L’arbre du secteur automobile a été beaucoup ébranlé, et en 2025 nous en verrons les conséquences. L’ordre établi a été brisé et la transformation du secteur a fait de ce qui était auparavant sûr une chimère. La législation, l’environnement, les processus de production, les acteurs industriels, la technologie et la politique (beaucoup) se sont réunis dans une tempête parfaite qui entraîne l’automobile (surtout en Europe) vers une dérive imprévisible. Et nous ne sommes pas des catastrophistes.
L’automobile est entrée dans une nouvelle ère, une révolution qui va entraîner le changement de nombreuses habitudes et de nombreuses croyances. Plusieurs fronts méritent d’être analysés : la mise en place du véhicule électrique, la poussée de la Chine, la crise industrielle européenne, l’arrivée de Donald Trump (et d’Elon Musk) à la présidence des États-Unis, les fusions au Japon et la réglementation environnementale. . Un cocktail plus Molotov qu’autre chose. Secouez et éclatez.
Des attentes frustrées
L’émergence du véhicule 100 % électrique, qui suscitait bon nombre d’attentes il y a 10 ans, reste un élément inconstant et qui évolue lentement. L’Europe n’a pas fait ses devoirs au niveau des politiques industrielles face à une déroute folle des politiques environnementales.

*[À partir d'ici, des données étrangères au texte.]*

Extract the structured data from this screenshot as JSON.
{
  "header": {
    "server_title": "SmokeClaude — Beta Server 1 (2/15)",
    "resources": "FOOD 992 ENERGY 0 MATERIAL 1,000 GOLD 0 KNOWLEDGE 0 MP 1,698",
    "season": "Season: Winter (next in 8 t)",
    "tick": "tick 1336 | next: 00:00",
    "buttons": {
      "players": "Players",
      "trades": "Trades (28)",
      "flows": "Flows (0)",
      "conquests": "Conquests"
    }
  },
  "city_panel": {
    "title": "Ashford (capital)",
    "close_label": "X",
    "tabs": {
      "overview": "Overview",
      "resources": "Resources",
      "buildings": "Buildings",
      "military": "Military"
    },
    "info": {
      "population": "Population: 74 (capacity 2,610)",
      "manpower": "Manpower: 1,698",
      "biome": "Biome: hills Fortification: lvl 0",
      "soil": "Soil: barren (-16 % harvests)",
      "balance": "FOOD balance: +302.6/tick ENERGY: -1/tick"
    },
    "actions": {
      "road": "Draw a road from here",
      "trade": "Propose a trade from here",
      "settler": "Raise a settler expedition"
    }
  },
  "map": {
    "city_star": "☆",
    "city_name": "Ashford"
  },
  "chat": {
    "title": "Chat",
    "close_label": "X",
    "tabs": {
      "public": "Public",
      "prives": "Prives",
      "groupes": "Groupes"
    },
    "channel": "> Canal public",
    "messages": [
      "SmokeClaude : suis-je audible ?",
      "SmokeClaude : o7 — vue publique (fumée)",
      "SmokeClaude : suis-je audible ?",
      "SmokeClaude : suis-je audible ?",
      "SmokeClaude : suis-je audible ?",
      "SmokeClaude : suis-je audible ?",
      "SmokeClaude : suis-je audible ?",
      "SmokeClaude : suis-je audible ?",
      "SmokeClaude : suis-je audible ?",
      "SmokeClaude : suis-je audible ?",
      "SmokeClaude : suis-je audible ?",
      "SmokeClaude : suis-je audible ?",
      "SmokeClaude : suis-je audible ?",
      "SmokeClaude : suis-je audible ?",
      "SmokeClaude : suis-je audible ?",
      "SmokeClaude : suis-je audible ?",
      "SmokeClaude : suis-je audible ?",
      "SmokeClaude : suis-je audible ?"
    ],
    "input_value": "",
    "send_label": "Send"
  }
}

La réalité est qu’à la fin de 2024, Le marché de la voiture électrique atteint à peine 14% en Europe et dans le monde il n’est que de 2%. Les différents pays de l’Union européenne affichent des chiffres différents : de plus de 96% en Norvège à 5,4% à la Pyrrhus en Espagne. Au cours de la dernière année, le marché des voitures électriques a connu un déclin à deux chiffres mois après mois dans notre pays et il ne s’est que légèrement amélioré à la fin. Et si l’on regarde le marché mondial des véhicules dits électrifiés (nom qui regroupe les électriques, les hybrides et les rechargeables), les chiffres sont plus alarmants avec une croissance annuelle de seulement 1,9%, très loin des prévisions.
La Chine, malgré les tarifs douaniers européens, continuera de croître avec les voitures électriques et les hybrides essence.
L’utilisateur n’a aucun stimuli et ne réagit pas aux difficultés d’accès à l’énergie électrique la recharge des voitures et les obstacles bureaucratiques dans des pays comme le nôtre, dans lesquels l’aide gouvernementale du plan Moves III non seulement paie des impôts mais arrive aussi tard, très tard (environ un an et demi), avec le malaise que cela provoque. Le travail de Josep Maria Recasens, président de Renault Espagne et de l’association des constructeurs ANFAC, sera essentiel pour parvenir à des accords avec le gouvernement dans la recherche de solutions pour un marché qui ne croit toujours pas à l’électricité.
Malgré la prolongation du plan d’aide jusqu’au 30 juin, les options d’amélioration ne semblent pas du tout claires. Au niveau du marché et de l’industrie. Par ailleurs, la politique environnementale européenne qui fixe à 2035 le seuil d’arrêt de la vente de véhicules à moteur thermique place les constructeurs automobiles dans une situation difficile en raison de l’absence de marché. La révision des émissions en 2025 (page suivante) compromet encore davantage la poussée industrielle envisagée. Et ils ne s’arrêteront pas là.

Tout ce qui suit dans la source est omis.